Early 1950s would put it at the peak of the Futurians’ attempt to redefine science fiction into a more social and socialist friendly genre and fandom. A quick perusal of Wikipedia shows that there were members of that Worldcon fandom group submitting art and stories for years before. It’s no surprise, as Planet’s standards on sex and violence were lax compared to its competitors.
I noticed that Planet went through four editors in the span of two years from 1950-52. It would be curious to see if the rot crept in before or during this turbulent span.
Yeah, I want to say that Payne was the editor who was complaining heavily about people constantly bringing up the issues of race and Kinsey in the Viz and was in charge when they proposed axing it; he was out an issue or two after the vote was “keep”.
Funny because you start seeing more “big” name SF writers who we think of today as being “big” in the 50s when the overall tone of the stories seems to be undergoing a change. Brackett is still being Brackett, of course, but there’s definitely a cynicism that wasn’t there under early Payne or the issues I’ve read that Peacock was editor for.

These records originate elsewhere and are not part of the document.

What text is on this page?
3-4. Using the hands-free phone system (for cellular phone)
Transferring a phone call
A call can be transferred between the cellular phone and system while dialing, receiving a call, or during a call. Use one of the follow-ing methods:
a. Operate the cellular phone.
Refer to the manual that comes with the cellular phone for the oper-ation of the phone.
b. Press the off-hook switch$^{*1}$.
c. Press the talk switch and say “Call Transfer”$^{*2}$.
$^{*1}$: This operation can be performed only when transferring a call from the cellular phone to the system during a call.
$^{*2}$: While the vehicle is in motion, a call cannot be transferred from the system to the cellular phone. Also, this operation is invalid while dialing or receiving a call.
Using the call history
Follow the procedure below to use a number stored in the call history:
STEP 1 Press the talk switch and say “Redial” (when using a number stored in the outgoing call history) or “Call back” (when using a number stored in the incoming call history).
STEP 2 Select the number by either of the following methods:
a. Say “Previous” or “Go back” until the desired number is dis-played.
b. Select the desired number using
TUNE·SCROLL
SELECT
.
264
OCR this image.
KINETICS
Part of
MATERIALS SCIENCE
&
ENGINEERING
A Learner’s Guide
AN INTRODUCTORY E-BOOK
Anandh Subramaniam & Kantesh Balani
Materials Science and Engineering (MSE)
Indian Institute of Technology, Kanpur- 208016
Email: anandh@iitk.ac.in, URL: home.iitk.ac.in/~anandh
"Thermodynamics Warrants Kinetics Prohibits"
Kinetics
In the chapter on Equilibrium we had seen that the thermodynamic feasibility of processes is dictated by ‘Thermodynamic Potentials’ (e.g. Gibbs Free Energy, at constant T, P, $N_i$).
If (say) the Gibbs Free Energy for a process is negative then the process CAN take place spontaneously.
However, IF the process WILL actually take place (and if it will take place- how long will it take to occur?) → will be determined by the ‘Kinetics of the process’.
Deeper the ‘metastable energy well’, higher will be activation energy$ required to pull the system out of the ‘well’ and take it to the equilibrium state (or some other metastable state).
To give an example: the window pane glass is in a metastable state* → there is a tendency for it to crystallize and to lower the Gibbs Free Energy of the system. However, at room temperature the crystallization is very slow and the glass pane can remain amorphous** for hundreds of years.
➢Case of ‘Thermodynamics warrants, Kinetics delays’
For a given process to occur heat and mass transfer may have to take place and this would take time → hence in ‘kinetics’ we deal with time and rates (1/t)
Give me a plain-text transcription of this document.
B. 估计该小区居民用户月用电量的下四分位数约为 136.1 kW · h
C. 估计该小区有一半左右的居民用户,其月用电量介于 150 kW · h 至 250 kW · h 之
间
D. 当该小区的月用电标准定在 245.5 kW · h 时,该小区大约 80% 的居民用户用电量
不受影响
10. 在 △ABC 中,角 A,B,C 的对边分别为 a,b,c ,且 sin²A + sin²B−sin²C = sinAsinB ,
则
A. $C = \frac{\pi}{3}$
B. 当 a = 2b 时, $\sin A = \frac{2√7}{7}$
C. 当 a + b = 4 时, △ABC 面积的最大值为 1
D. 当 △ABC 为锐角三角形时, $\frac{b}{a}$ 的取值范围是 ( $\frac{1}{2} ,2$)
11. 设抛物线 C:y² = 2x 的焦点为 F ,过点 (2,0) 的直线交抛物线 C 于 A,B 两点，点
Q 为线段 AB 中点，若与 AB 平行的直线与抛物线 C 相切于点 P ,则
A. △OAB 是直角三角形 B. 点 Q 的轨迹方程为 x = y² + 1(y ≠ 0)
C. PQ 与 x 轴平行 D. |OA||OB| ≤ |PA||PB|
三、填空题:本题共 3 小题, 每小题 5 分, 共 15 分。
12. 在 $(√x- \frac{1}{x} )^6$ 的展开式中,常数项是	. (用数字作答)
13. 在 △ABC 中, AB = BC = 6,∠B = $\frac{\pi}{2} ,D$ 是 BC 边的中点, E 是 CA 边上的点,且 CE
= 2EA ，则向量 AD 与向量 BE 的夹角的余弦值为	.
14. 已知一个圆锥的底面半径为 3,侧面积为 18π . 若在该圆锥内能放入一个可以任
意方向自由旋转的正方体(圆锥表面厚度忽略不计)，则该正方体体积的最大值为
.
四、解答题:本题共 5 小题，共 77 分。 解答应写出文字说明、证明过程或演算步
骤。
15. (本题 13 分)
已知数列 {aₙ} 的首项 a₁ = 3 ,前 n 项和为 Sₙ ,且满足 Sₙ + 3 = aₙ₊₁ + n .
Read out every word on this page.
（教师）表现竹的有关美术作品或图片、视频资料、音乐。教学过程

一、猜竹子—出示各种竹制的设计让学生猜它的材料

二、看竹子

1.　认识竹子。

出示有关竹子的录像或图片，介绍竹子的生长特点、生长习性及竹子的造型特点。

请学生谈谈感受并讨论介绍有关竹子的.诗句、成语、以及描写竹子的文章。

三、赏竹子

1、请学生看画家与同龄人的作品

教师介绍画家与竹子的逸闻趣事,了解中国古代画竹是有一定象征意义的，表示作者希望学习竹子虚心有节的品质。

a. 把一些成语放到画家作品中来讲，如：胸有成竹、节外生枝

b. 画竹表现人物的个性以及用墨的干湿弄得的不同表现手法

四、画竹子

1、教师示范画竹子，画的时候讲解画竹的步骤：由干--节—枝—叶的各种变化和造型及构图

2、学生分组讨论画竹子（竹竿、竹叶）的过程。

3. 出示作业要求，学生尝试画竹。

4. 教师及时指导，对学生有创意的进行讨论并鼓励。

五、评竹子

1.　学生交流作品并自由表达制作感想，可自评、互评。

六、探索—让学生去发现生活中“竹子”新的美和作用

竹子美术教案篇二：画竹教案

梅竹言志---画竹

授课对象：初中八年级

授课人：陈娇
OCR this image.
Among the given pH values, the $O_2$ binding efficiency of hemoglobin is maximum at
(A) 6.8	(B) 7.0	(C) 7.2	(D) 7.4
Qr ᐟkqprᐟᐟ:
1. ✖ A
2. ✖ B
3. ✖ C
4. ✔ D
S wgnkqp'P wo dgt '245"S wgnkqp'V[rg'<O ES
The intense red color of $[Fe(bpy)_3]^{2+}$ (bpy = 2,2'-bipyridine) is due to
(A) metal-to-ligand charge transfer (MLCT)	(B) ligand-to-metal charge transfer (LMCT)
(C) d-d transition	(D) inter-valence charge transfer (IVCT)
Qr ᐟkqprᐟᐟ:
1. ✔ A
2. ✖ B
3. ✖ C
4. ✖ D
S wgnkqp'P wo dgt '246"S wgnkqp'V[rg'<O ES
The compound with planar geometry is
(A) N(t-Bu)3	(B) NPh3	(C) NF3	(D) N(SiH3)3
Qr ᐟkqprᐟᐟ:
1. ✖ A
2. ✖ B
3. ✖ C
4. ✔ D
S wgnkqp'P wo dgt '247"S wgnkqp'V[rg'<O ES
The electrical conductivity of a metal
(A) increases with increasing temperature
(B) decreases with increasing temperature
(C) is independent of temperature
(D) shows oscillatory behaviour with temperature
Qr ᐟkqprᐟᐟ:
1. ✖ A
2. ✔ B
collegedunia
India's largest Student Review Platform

It is worth noting that Reiss remained principal editor for the magazine’s whole run, but I gather he was more hands off after he started letting the associate editors handle things; very few of the associate editors remained very long, but Peacock & Payne were the longest, with a brief stretch of a couple issues by Whitehorn.
…in between them.
I recognize that cant. That’s the cant of the enemy.